Van Rosmalen and colleagues attempted to validate a microstimulation model — which charted the life course of millions of individuals with moderate to severe dementia and aggregated the extracted data — to quantitatively predict the change in life span and population-level dementia burden by 2050 after primary and secondary interventions were enacted.

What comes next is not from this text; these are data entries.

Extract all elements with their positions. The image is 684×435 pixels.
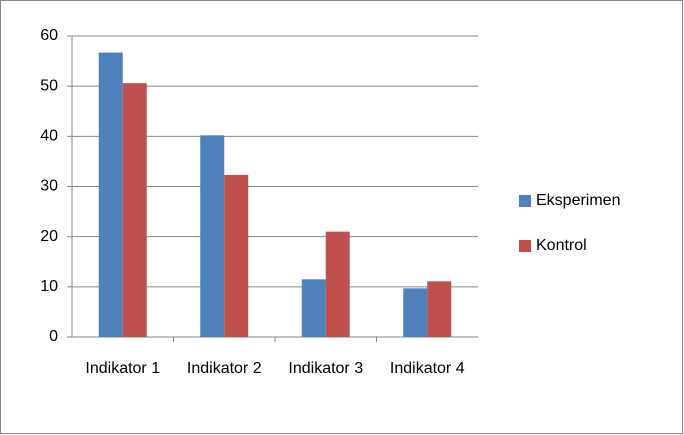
y-tick-label: 40 bbox=[40, 128, 58, 145]
y-tick-label: 60 bbox=[40, 27, 58, 44]
legend-label: Eksperimen bbox=[536, 192, 620, 209]
x-tick-label: Indikator 4 bbox=[389, 360, 465, 377]
bar bbox=[224, 174, 249, 337]
bar bbox=[427, 281, 452, 337]
x-tick-label: Indikator 3 bbox=[288, 360, 364, 377]
y-tick-label: 20 bbox=[40, 228, 58, 245]
y-tick-label: 0 bbox=[49, 328, 58, 345]
y-tick-label: 10 bbox=[40, 278, 58, 295]
legend-label: Kontrol bbox=[536, 237, 587, 254]
bar bbox=[200, 135, 225, 337]
x-tick-label: Indikator 2 bbox=[186, 360, 262, 377]
bar bbox=[98, 52, 123, 338]
legend-swatch bbox=[519, 195, 531, 207]
bar bbox=[403, 288, 428, 337]
bar bbox=[122, 83, 147, 337]
bar bbox=[301, 279, 326, 337]
x-tick-label: Indikator 1 bbox=[85, 360, 161, 377]
bar bbox=[325, 231, 350, 337]
legend-swatch bbox=[519, 240, 531, 252]
y-tick-label: 30 bbox=[40, 178, 58, 195]
y-tick-label: 50 bbox=[40, 77, 58, 94]
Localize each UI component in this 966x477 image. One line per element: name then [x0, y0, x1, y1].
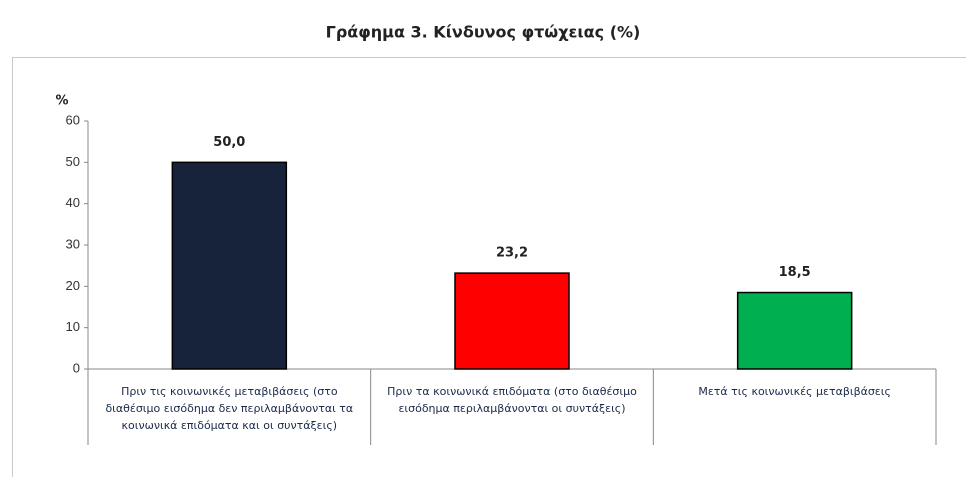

Primary preventions were defined as measures aimed at decreasing risk factors prior to the onset of mild cognitive impairment (MCI) such as diet management and cardiovascular risk mitigation. Secondary measures were defined as pharmacological interventions aimed at slowing disease progression following the onset of cognitive impairment.

With primary prevention, the researchers assumed an effect size of 0.8 year of delay in the presymptomatic stage for those cognitively normal with an other-cause mortality shift of 1 year. For secondary prevention, the researchers assumed a multiplier of 1.1 for MCI and mild dementia duration in those with Alzheimer’s-related amyloid biomarkers.

Results from the model showed that primary prevention by the year 2050 would result in a net positive 3% change per 100,000 total life-years for those cognitively normal but would result in net negative changes for MCI, mild, moderate or severe dementia. Conversely, model results from secondary prevention predicted up to a 4% positive change per 100,000 life-years for those with MCI but a net negative (as high as 5% for moderate dementia) for all other variables.

“Current available interventions will only have a modest impact on population-level dementia burden,” van Rosmalen noted. “With larger effect sizes, interventions could have a substantial impact on future dementia burden.”